# Jack Knife Plug - First Impressions



## indigosmoke (Sep 1, 2009)

Well, I have now had a chance to try GL Pease's Jack Knife Plug thanks to a generous sample sent to me by Owaindav (Thanks Dave!.) Here are my initial impressions based on my first two bowls.

The tobacco itself is a beautiful presentation. The sample I received was a small block in composition slightly more compact than a typical crumble cake, but no where near as impenetrable as Petersons Perfect Plug. You could easily crumble, slice or dice this blend in any fashion your heart desires.

I was suprised at the tin note...mild, sweet almost musty in nature.

Expecting a fairly strong tobacco I crumbled out a bit of the plug and loaded it up in my group 3 sized apple. The tobacco is fairly moist in feel, but like most GLP tobaccos it's actually at a good moisture level to smoke and it lit and burned easily. What surprised me the most was the mildness of this blend, from first light through the end of the bowl. The overall experience was one of smoking a mild, sweet VA, not the strong, deep powerful plug I was expecting. As for the nicotine strength, I would rate this as mild to medium. Mild for those who are not overly effected by nicotine, medium for those who are more sensitive to its effects. This must be considered in light of the fact that I enjoy strong nicotine blends. Those who have kept their distance from this blend fearing an Irish Flake like punch may rest at ease. Even the room note and side stream smoke was very mild and sweet. 

All in all, I was surprised by this blend. It was not at all what I was expecting. While it's certainly a quality blend with a beautiful presentation, I would not compare it to the stonger plugs I've smoked from G&H, SG or to Peterson's Perfect Plug or Irish Flake. To me it is a different sort of blend all together, more of a fairly mild VA in plug form. I think it would appeal to those who are looking for a subtle, mild VA blend in a plug package more so than to those who love traditional plugs, ropes or stronger blends. 

In conclusion, this one will not be added to my regular rotation at the moment, but I may pick up a few tins to age.
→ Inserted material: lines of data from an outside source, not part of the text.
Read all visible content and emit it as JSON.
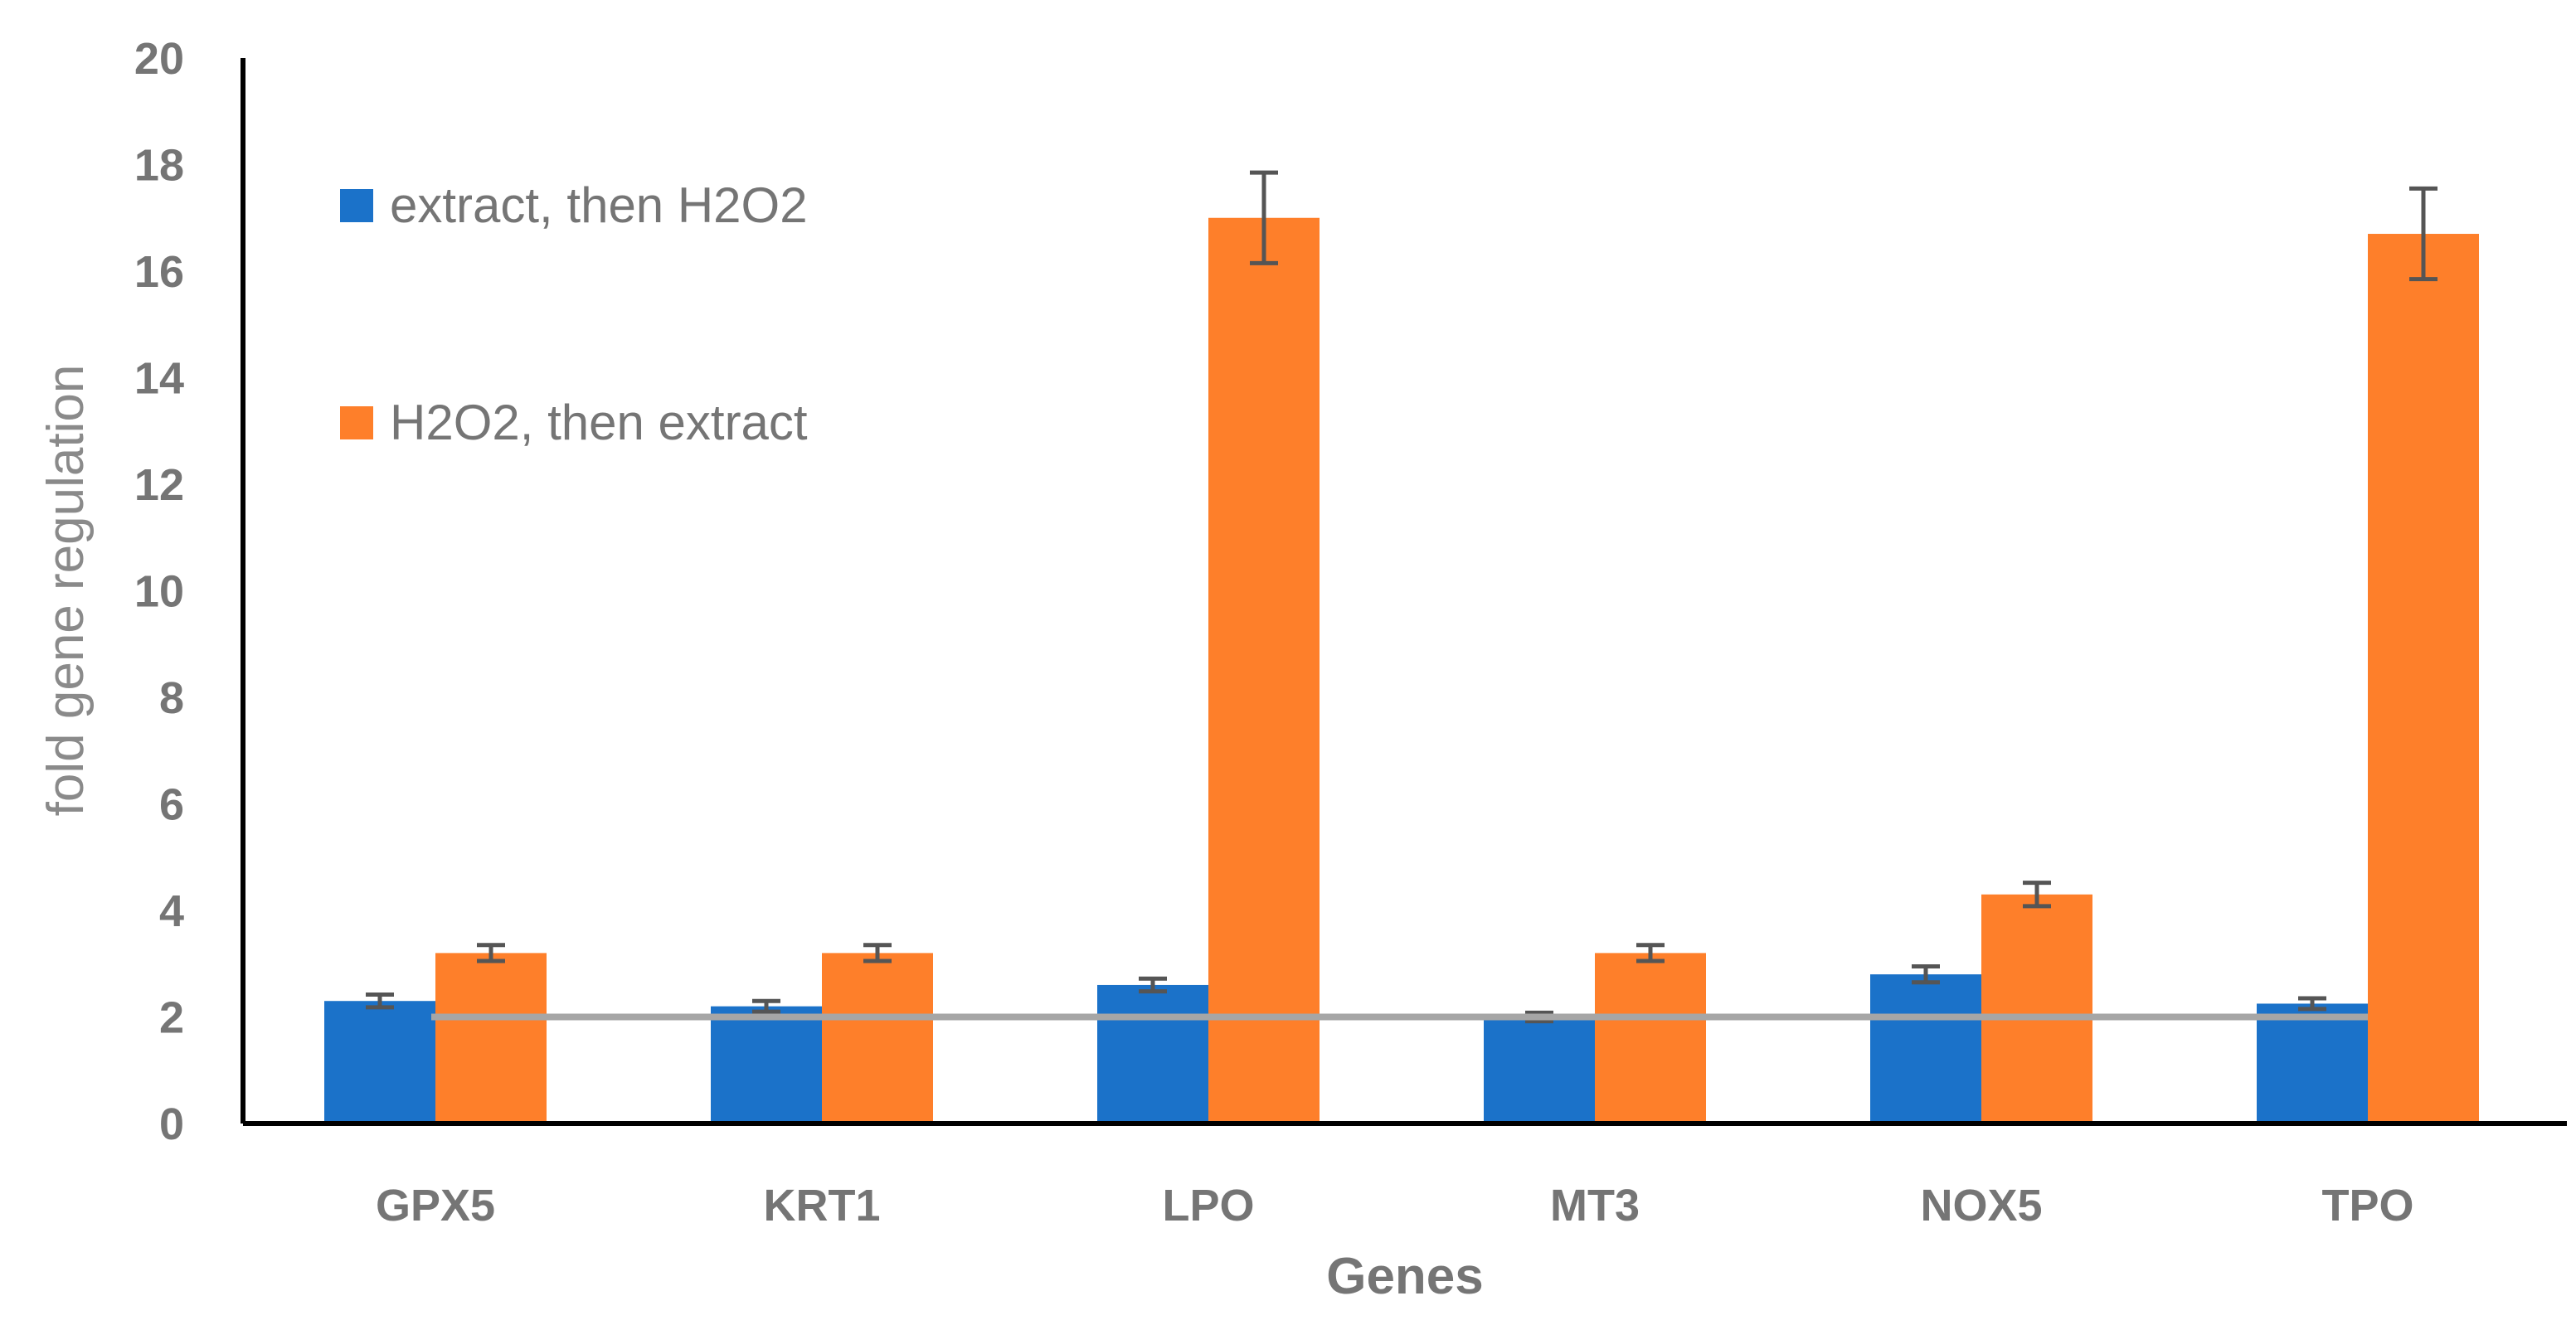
{
  "chart_data": {
    "type": "bar",
    "title": "",
    "xlabel": "Genes",
    "ylabel": "fold gene regulation",
    "ylim": [
      0,
      20
    ],
    "yticks": [
      0,
      2,
      4,
      6,
      8,
      10,
      12,
      14,
      16,
      18,
      20
    ],
    "grid": false,
    "legend_position": "top-left",
    "categories": [
      "GPX5",
      "KRT1",
      "LPO",
      "MT3",
      "NOX5",
      "TPO"
    ],
    "series": [
      {
        "name": "extract, then H2O2",
        "color": "#1b72c9",
        "values": [
          2.3,
          2.2,
          2.6,
          2.0,
          2.8,
          2.25
        ],
        "errors": [
          0.12,
          0.1,
          0.12,
          0.08,
          0.15,
          0.1
        ]
      },
      {
        "name": "H2O2, then extract",
        "color": "#fe7f2a",
        "values": [
          3.2,
          3.2,
          17.0,
          3.2,
          4.3,
          16.7
        ],
        "errors": [
          0.15,
          0.15,
          0.85,
          0.15,
          0.22,
          0.85
        ]
      }
    ],
    "reference_line": {
      "value": 2,
      "color": "#a6a6a6"
    },
    "error_bar_color": "#555555"
  }
}
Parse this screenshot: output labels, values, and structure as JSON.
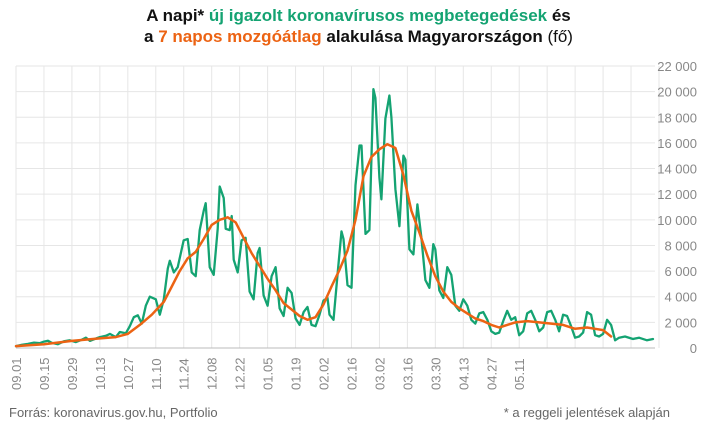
{
  "title": {
    "line1_a": "A napi* ",
    "line1_green": "új igazolt koronavírusos megbetegedések",
    "line1_b": " és",
    "line2_a": "a ",
    "line2_orange": "7 napos mozgóátlag",
    "line2_b": " alakulása Magyarországon",
    "line2_unit": " (fő)"
  },
  "footer": {
    "source": "Forrás: koronavirus.gov.hu, Portfolio",
    "note": "* a reggeli jelentések alapján"
  },
  "colors": {
    "daily": "#14a372",
    "average": "#ec6313",
    "grid": "#e6e6e6",
    "axis_text": "#888888"
  },
  "chart_data": {
    "type": "line",
    "ylim": [
      0,
      22000
    ],
    "y_ticks": [
      "0",
      "2 000",
      "4 000",
      "6 000",
      "8 000",
      "10 000",
      "12 000",
      "14 000",
      "16 000",
      "18 000",
      "20 000",
      "22 000"
    ],
    "x_tick_labels": [
      "09.01",
      "09.15",
      "09.29",
      "10.13",
      "10.27",
      "11.10",
      "11.24",
      "12.08",
      "12.22",
      "01.05",
      "01.19",
      "02.02",
      "02.16",
      "03.02",
      "03.16",
      "03.30",
      "04.13",
      "04.27",
      "05.11"
    ],
    "grid": true,
    "series": [
      {
        "key": "daily",
        "values": [
          [
            0,
            150
          ],
          [
            3,
            250
          ],
          [
            6,
            320
          ],
          [
            9,
            420
          ],
          [
            12,
            380
          ],
          [
            14,
            500
          ],
          [
            16,
            560
          ],
          [
            18,
            400
          ],
          [
            21,
            300
          ],
          [
            24,
            520
          ],
          [
            27,
            600
          ],
          [
            30,
            460
          ],
          [
            33,
            650
          ],
          [
            35,
            800
          ],
          [
            37,
            550
          ],
          [
            40,
            740
          ],
          [
            42,
            850
          ],
          [
            45,
            950
          ],
          [
            47,
            1100
          ],
          [
            50,
            850
          ],
          [
            52,
            1250
          ],
          [
            55,
            1150
          ],
          [
            57,
            1700
          ],
          [
            59,
            2400
          ],
          [
            61,
            2550
          ],
          [
            63,
            1900
          ],
          [
            65,
            3300
          ],
          [
            67,
            4000
          ],
          [
            70,
            3800
          ],
          [
            72,
            2600
          ],
          [
            74,
            3800
          ],
          [
            76,
            6200
          ],
          [
            77,
            6800
          ],
          [
            79,
            5900
          ],
          [
            81,
            6300
          ],
          [
            84,
            8400
          ],
          [
            86,
            8500
          ],
          [
            88,
            5900
          ],
          [
            90,
            5600
          ],
          [
            92,
            9200
          ],
          [
            94,
            10700
          ],
          [
            95,
            11300
          ],
          [
            97,
            6300
          ],
          [
            99,
            5700
          ],
          [
            101,
            9300
          ],
          [
            102,
            12600
          ],
          [
            104,
            11700
          ],
          [
            105,
            9300
          ],
          [
            107,
            9200
          ],
          [
            108,
            10300
          ],
          [
            109,
            6900
          ],
          [
            111,
            5900
          ],
          [
            113,
            8400
          ],
          [
            115,
            8600
          ],
          [
            117,
            4400
          ],
          [
            119,
            3800
          ],
          [
            121,
            7400
          ],
          [
            122,
            7800
          ],
          [
            124,
            4100
          ],
          [
            126,
            3300
          ],
          [
            128,
            5600
          ],
          [
            130,
            6300
          ],
          [
            132,
            3100
          ],
          [
            134,
            2500
          ],
          [
            136,
            4700
          ],
          [
            138,
            4300
          ],
          [
            140,
            2300
          ],
          [
            142,
            1800
          ],
          [
            144,
            2800
          ],
          [
            146,
            3200
          ],
          [
            148,
            1800
          ],
          [
            150,
            1700
          ],
          [
            152,
            2600
          ],
          [
            154,
            3700
          ],
          [
            156,
            3900
          ],
          [
            157,
            2600
          ],
          [
            159,
            2200
          ],
          [
            161,
            5700
          ],
          [
            163,
            9100
          ],
          [
            164,
            8500
          ],
          [
            166,
            4900
          ],
          [
            168,
            4700
          ],
          [
            170,
            12700
          ],
          [
            172,
            15800
          ],
          [
            173,
            15800
          ],
          [
            175,
            8900
          ],
          [
            177,
            9200
          ],
          [
            179,
            20200
          ],
          [
            180,
            19500
          ],
          [
            182,
            13300
          ],
          [
            183,
            11600
          ],
          [
            185,
            17900
          ],
          [
            187,
            19700
          ],
          [
            188,
            18000
          ],
          [
            190,
            12400
          ],
          [
            192,
            9500
          ],
          [
            194,
            15000
          ],
          [
            195,
            14700
          ],
          [
            197,
            7700
          ],
          [
            199,
            7300
          ],
          [
            201,
            11200
          ],
          [
            203,
            8600
          ],
          [
            205,
            5300
          ],
          [
            207,
            4700
          ],
          [
            209,
            8100
          ],
          [
            210,
            7700
          ],
          [
            212,
            4500
          ],
          [
            214,
            3900
          ],
          [
            216,
            6300
          ],
          [
            218,
            5700
          ],
          [
            220,
            3300
          ],
          [
            222,
            2900
          ],
          [
            224,
            3800
          ],
          [
            226,
            3300
          ],
          [
            228,
            2200
          ],
          [
            230,
            1900
          ],
          [
            232,
            2700
          ],
          [
            234,
            2800
          ],
          [
            236,
            2200
          ],
          [
            238,
            1300
          ],
          [
            240,
            1100
          ],
          [
            242,
            1200
          ],
          [
            244,
            2100
          ],
          [
            246,
            2900
          ],
          [
            248,
            2200
          ],
          [
            250,
            2400
          ],
          [
            252,
            1000
          ],
          [
            254,
            1300
          ],
          [
            256,
            2700
          ],
          [
            258,
            2900
          ],
          [
            260,
            2200
          ],
          [
            262,
            1300
          ],
          [
            264,
            1600
          ],
          [
            266,
            2800
          ],
          [
            268,
            2900
          ],
          [
            270,
            2200
          ],
          [
            272,
            1300
          ],
          [
            274,
            2600
          ],
          [
            276,
            2500
          ],
          [
            278,
            1700
          ],
          [
            280,
            800
          ],
          [
            282,
            900
          ],
          [
            284,
            1200
          ],
          [
            286,
            2800
          ],
          [
            288,
            2600
          ],
          [
            290,
            1000
          ],
          [
            292,
            900
          ],
          [
            294,
            1100
          ],
          [
            296,
            2200
          ],
          [
            298,
            1800
          ],
          [
            300,
            600
          ],
          [
            302,
            800
          ],
          [
            305,
            900
          ],
          [
            309,
            700
          ],
          [
            312,
            800
          ],
          [
            316,
            600
          ],
          [
            319,
            700
          ]
        ]
      },
      {
        "key": "average",
        "values": [
          [
            0,
            150
          ],
          [
            14,
            300
          ],
          [
            28,
            550
          ],
          [
            42,
            750
          ],
          [
            50,
            850
          ],
          [
            56,
            1100
          ],
          [
            62,
            1800
          ],
          [
            68,
            2600
          ],
          [
            74,
            3600
          ],
          [
            78,
            4800
          ],
          [
            82,
            6000
          ],
          [
            86,
            7000
          ],
          [
            90,
            7500
          ],
          [
            94,
            8500
          ],
          [
            98,
            9600
          ],
          [
            102,
            10000
          ],
          [
            106,
            10200
          ],
          [
            110,
            9800
          ],
          [
            114,
            8600
          ],
          [
            118,
            7400
          ],
          [
            122,
            6400
          ],
          [
            126,
            5400
          ],
          [
            130,
            4500
          ],
          [
            134,
            3500
          ],
          [
            138,
            3000
          ],
          [
            142,
            2500
          ],
          [
            146,
            2200
          ],
          [
            150,
            2400
          ],
          [
            154,
            3400
          ],
          [
            158,
            4800
          ],
          [
            162,
            6100
          ],
          [
            166,
            7600
          ],
          [
            170,
            10000
          ],
          [
            174,
            13400
          ],
          [
            178,
            14900
          ],
          [
            182,
            15500
          ],
          [
            186,
            15900
          ],
          [
            190,
            15600
          ],
          [
            194,
            13500
          ],
          [
            198,
            10700
          ],
          [
            202,
            9000
          ],
          [
            206,
            7200
          ],
          [
            210,
            5600
          ],
          [
            214,
            4400
          ],
          [
            218,
            3600
          ],
          [
            222,
            3100
          ],
          [
            226,
            2700
          ],
          [
            230,
            2300
          ],
          [
            234,
            2100
          ],
          [
            238,
            1800
          ],
          [
            242,
            1600
          ],
          [
            246,
            1800
          ],
          [
            250,
            2000
          ],
          [
            256,
            2100
          ],
          [
            262,
            2000
          ],
          [
            268,
            1900
          ],
          [
            274,
            1800
          ],
          [
            280,
            1500
          ],
          [
            286,
            1600
          ],
          [
            290,
            1500
          ],
          [
            294,
            1400
          ],
          [
            298,
            900
          ]
        ]
      }
    ]
  }
}
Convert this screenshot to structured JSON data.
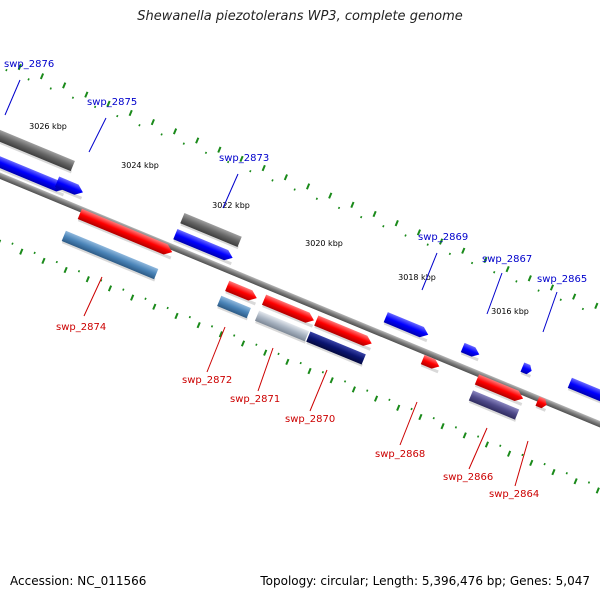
{
  "title": "Shewanella piezotolerans WP3, complete genome",
  "accession": "Accession: NC_011566",
  "topology": "Topology: circular; Length: 5,396,476 bp; Genes: 5,047",
  "colors": {
    "blue": "#0000ff",
    "red": "#ff0000",
    "gray": "#666666",
    "steel": "#4a84b8",
    "lightsteel": "#a9b4c2",
    "navy": "#0a1470",
    "slate": "#4f4a8a",
    "backbone": "#7b7b7b",
    "ticks": "#1a8a1a"
  },
  "scale_labels": [
    "3026 kbp",
    "3024 kbp",
    "3022 kbp",
    "3020 kbp",
    "3018 kbp",
    "3016 kbp"
  ],
  "genes_top": [
    "swp_2876",
    "swp_2875",
    "swp_2873",
    "swp_2869",
    "swp_2867",
    "swp_2865"
  ],
  "genes_bottom": [
    "swp_2874",
    "swp_2872",
    "swp_2871",
    "swp_2870",
    "swp_2868",
    "swp_2866",
    "swp_2864"
  ]
}
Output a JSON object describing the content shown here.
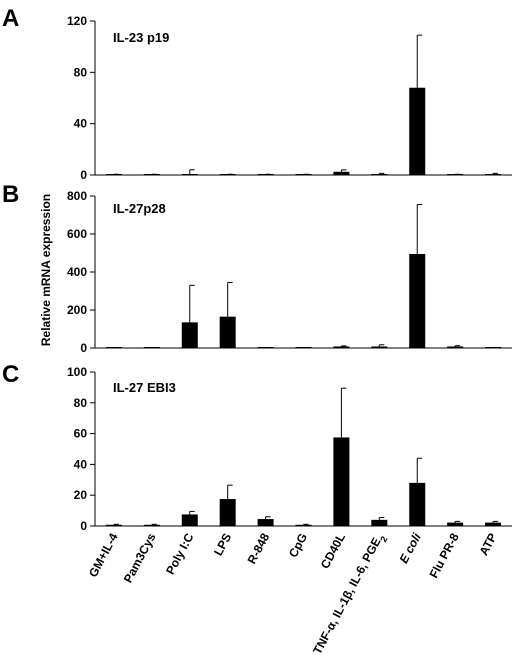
{
  "figure": {
    "ylabel": "Relative mRNA expression",
    "categories": [
      "GM+IL-4",
      "Pam3Cys",
      "Poly I:C",
      "LPS",
      "R-848",
      "CpG",
      "CD40L",
      "TNF-α, IL-1β, IL-6, PGE2",
      "E coli",
      "Flu PR-8",
      "ATP"
    ]
  },
  "chart_data": [
    {
      "type": "bar",
      "panel": "A",
      "title": "IL-23 p19",
      "categories": [
        "GM+IL-4",
        "Pam3Cys",
        "Poly I:C",
        "LPS",
        "R-848",
        "CpG",
        "CD40L",
        "TNF-α, IL-1β, IL-6, PGE2",
        "E coli",
        "Flu PR-8",
        "ATP"
      ],
      "values": [
        0.3,
        0.3,
        0.6,
        0.3,
        0.3,
        0.3,
        2.5,
        0.3,
        68,
        0.3,
        0.3
      ],
      "errors": [
        0.3,
        0.3,
        3.5,
        0.3,
        0.3,
        0.3,
        1.5,
        1,
        41,
        0.3,
        1
      ],
      "ylim": [
        0,
        120
      ],
      "yticks": [
        0,
        40,
        80,
        120
      ]
    },
    {
      "type": "bar",
      "panel": "B",
      "title": "IL-27p28",
      "categories": [
        "GM+IL-4",
        "Pam3Cys",
        "Poly I:C",
        "LPS",
        "R-848",
        "CpG",
        "CD40L",
        "TNF-α, IL-1β, IL-6, PGE2",
        "E coli",
        "Flu PR-8",
        "ATP"
      ],
      "values": [
        1,
        1,
        135,
        165,
        1,
        1,
        8,
        8,
        495,
        8,
        2
      ],
      "errors": [
        1,
        1,
        195,
        180,
        1,
        1,
        3,
        9,
        260,
        4,
        1
      ],
      "ylim": [
        0,
        800
      ],
      "yticks": [
        0,
        200,
        400,
        600,
        800
      ]
    },
    {
      "type": "bar",
      "panel": "C",
      "title": "IL-27 EBI3",
      "categories": [
        "GM+IL-4",
        "Pam3Cys",
        "Poly I:C",
        "LPS",
        "R-848",
        "CpG",
        "CD40L",
        "TNF-α, IL-1β, IL-6, PGE2",
        "E coli",
        "Flu PR-8",
        "ATP"
      ],
      "values": [
        0.8,
        0.8,
        7.5,
        17.5,
        4.5,
        0.8,
        57.5,
        4,
        28,
        2.2,
        2.2
      ],
      "errors": [
        0.3,
        0.3,
        2,
        9,
        1.5,
        0.3,
        32,
        1.5,
        16,
        0.8,
        0.8
      ],
      "ylim": [
        0,
        100
      ],
      "yticks": [
        0,
        20,
        40,
        60,
        80,
        100
      ]
    }
  ]
}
I'd be interested to see if age deepens the flavors and how a few years might develop and change this blend.


----------



## Jack Straw (Nov 20, 2008)

Interesting - thanks for the review and an Irish Flake smoker's perspective.


----------



## ultramag (Aug 23, 2007)

Spot on review in my mind's eye. I was real disappointed with this one as well. It's not terrible tobacco so much as just not at all what one would be expecting after reading the description and pre-release commentary IMO. There is just zero oomph behind it.


----------



## owaindav (Mar 7, 2010)

You know, that's exactly what I tried to say in 15 friggin' minutes worth of me rambling on an on.

I agree completely. And it only took me just a minute or two to read. LOL

Great review.


----------



## tobaccoman (Jan 17, 2009)

Hmmm. I purchased 4 tins of this. The tin Date was 12/10 . My intial smokes were actually quite bitter, similar to a cigar that is simply green or underaged. I broke up the loose plug with my fingers. Now 6 months later this blend is more of a medium bodied cigar like in flavor than most cigar blends on the market. Not super strong but a nice coating of flavors across the mouth. Currently not buying anymore but i will say each time i try this blend which is once a week or so. it gets better than the last time.


----------



## bent-1 (Feb 3, 2011)

That's the best review of JKP I've read to date. I've not seen a comparison to vitamin N levels. How does it compare to FVF (strength wise)?


----------



## tobaccoman (Jan 17, 2009)

FVF in my opinion has more of a kick Vitamin N wise.. I am a fairly light weight when it comes to nicotine effects and JNP does not effect me at all.. Last time i had FVF I had to sit down. lol . As a side the mustiness spoke of in the original review was spot on. I consider that to be the "young" part of this blend. it was noticable to me upon popping the lid, and 6 months later is still noticable but less so than originally. Replaced more so now with a more hay like component common to straight unstoved virginia.


----------